Soils hold far more carbon than is in the atmosphere, and their stability and resilience in the face of human land use and ongoing climate change is a major uncertainty. Because the dominant pathway through which soil loses carbon is via soil respiration, it is crucial to quantify, understand, and predict this process. Significant progress has been made in understanding the underlying mechanistic process, but too often these insights are fragmented across the literature. This review paper provides a sweeping synthesis of advances, challenges, and opportunities in this field.

Summary

“Soil respiration” refers to the flow of carbon dioxide, mostly generated by plant roots and microbes, from the soil to the atmosphere. This flux is one of the largest in the earth system, and is highly uncertain. Understanding and modeling it has significant implications for our ability to predict the effects and future evolution of climate change. This review paper summarized advances, insights, and challenges in soil respiration science; laboratory approaches and findings; changes in how researchers measure and understand soil respiration in the natural world; and efforts to estimate the global dynamics of soil respiration from openly available databases of observations. We conclude by discussing the most compelling challenges and opportunities for the future.

soil
A new paper reviews decades of progress and challenges in understanding soil respiration, the flow of carbon dioxide generated by plant roots (1) and microbes (2) beneath the soil surface. (Graphic by Nathan Johnson | Pacific Northwest National Laboratory)

PNNL Contacts

Ben Bond-Lamberty, bondlamberty@pnnl.gov, corresponding author

Kendalynn Morris, kendalynn.morris@pnnl.gov, COMPASS-FME author

Vanessa Bailey, vanessa.bailey@pnnl.gov, COMPASS-FME PI

Funding

The primary funder supporting this work was the NASA Terrestrial Ecology Program's “ResCom” (80NSSC21K1715) project.
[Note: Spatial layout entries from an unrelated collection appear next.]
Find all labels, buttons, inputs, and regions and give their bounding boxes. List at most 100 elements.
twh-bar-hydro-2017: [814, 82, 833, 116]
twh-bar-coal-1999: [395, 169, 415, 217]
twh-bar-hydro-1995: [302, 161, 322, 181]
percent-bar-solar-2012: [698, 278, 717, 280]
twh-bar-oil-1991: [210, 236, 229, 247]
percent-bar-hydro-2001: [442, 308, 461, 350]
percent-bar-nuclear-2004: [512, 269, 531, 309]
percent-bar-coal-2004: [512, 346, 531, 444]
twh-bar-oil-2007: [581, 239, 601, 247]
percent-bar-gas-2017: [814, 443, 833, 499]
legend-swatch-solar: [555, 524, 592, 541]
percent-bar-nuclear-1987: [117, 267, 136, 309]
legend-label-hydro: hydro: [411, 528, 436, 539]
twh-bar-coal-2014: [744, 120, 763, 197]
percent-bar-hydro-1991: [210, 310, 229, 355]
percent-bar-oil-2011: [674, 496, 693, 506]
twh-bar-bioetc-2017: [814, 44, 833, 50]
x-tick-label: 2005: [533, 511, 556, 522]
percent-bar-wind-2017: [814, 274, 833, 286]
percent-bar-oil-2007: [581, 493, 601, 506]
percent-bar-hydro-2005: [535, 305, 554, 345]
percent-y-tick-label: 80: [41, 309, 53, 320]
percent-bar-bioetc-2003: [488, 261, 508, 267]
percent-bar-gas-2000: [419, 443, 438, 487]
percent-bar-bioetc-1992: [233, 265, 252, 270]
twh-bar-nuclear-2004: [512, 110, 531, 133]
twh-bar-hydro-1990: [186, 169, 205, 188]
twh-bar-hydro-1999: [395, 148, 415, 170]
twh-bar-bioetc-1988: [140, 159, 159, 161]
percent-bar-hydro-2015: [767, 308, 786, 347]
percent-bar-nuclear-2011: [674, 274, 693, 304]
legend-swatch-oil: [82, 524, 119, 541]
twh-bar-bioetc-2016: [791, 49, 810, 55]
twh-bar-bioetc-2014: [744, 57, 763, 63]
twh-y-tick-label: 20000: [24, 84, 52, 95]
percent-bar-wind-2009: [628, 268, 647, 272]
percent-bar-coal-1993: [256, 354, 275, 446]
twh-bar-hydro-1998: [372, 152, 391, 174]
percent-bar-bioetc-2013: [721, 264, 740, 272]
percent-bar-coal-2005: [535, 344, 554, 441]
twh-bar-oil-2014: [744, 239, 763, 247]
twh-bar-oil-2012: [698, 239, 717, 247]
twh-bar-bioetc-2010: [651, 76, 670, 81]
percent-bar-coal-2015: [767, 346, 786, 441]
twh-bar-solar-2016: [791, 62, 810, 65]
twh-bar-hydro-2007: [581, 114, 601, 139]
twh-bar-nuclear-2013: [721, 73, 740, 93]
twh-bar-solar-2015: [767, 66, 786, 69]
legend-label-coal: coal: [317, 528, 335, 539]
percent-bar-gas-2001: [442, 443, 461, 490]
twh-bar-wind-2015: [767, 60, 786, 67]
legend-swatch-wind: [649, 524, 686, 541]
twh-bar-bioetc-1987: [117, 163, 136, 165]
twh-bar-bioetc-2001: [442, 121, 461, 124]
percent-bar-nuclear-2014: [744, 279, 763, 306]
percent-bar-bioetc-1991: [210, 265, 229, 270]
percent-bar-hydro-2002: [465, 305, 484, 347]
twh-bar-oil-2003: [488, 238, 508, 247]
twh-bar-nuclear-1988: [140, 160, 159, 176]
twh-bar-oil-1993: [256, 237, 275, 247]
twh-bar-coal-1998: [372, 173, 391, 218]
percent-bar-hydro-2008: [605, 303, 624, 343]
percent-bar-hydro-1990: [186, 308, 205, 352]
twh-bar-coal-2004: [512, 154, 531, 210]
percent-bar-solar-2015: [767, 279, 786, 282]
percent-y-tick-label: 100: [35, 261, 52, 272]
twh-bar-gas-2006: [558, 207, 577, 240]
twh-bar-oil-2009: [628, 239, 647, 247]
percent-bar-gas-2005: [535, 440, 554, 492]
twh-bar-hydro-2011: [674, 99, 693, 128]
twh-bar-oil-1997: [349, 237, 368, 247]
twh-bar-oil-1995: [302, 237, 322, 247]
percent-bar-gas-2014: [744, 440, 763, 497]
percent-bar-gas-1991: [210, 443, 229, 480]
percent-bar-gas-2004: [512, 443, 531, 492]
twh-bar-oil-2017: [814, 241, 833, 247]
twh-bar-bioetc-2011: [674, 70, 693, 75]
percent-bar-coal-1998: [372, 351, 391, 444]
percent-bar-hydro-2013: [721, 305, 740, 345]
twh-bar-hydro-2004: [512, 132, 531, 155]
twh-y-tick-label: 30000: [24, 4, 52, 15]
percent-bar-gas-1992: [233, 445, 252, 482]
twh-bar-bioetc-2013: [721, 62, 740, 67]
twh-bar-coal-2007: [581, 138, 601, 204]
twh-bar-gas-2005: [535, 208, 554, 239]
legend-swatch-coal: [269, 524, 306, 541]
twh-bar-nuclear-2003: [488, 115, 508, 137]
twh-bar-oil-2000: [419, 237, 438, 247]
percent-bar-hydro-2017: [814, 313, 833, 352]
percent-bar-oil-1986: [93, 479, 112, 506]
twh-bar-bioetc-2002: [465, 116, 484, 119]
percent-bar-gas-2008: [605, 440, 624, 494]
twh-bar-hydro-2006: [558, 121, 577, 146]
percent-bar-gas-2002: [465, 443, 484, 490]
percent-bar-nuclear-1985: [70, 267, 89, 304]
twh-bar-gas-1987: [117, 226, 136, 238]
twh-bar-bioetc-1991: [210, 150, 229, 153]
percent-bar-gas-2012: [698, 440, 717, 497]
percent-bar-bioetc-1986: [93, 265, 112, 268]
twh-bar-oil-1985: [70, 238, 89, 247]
Co-author Dr. Kendalynn Morris was supported by COMPASS-FME, a multi-institutional project funded by the U.S. Department of Energy, Office of Science, Biological and Environmental Research program as part of the Environmental System Science Program. Pacific Northwest National Laboratory is operated for the Department of Energy by Battelle Memorial Institute under contract DE-AC05-76RL01830.

Published: April 26, 2024

Bond-Lamberty, B., Ballantyne, A., Berryman, E., Fluet-Chouinard, E., Jian, J., Morris, K. A., Rey, A., and Vargas, R.: Twenty Years of Progress, Challenges, and Opportunities in Measuring and Understanding Soil Respiration, Journal of Geophysical Research: Biogeosciences, 129, e2023JG007637, 2024.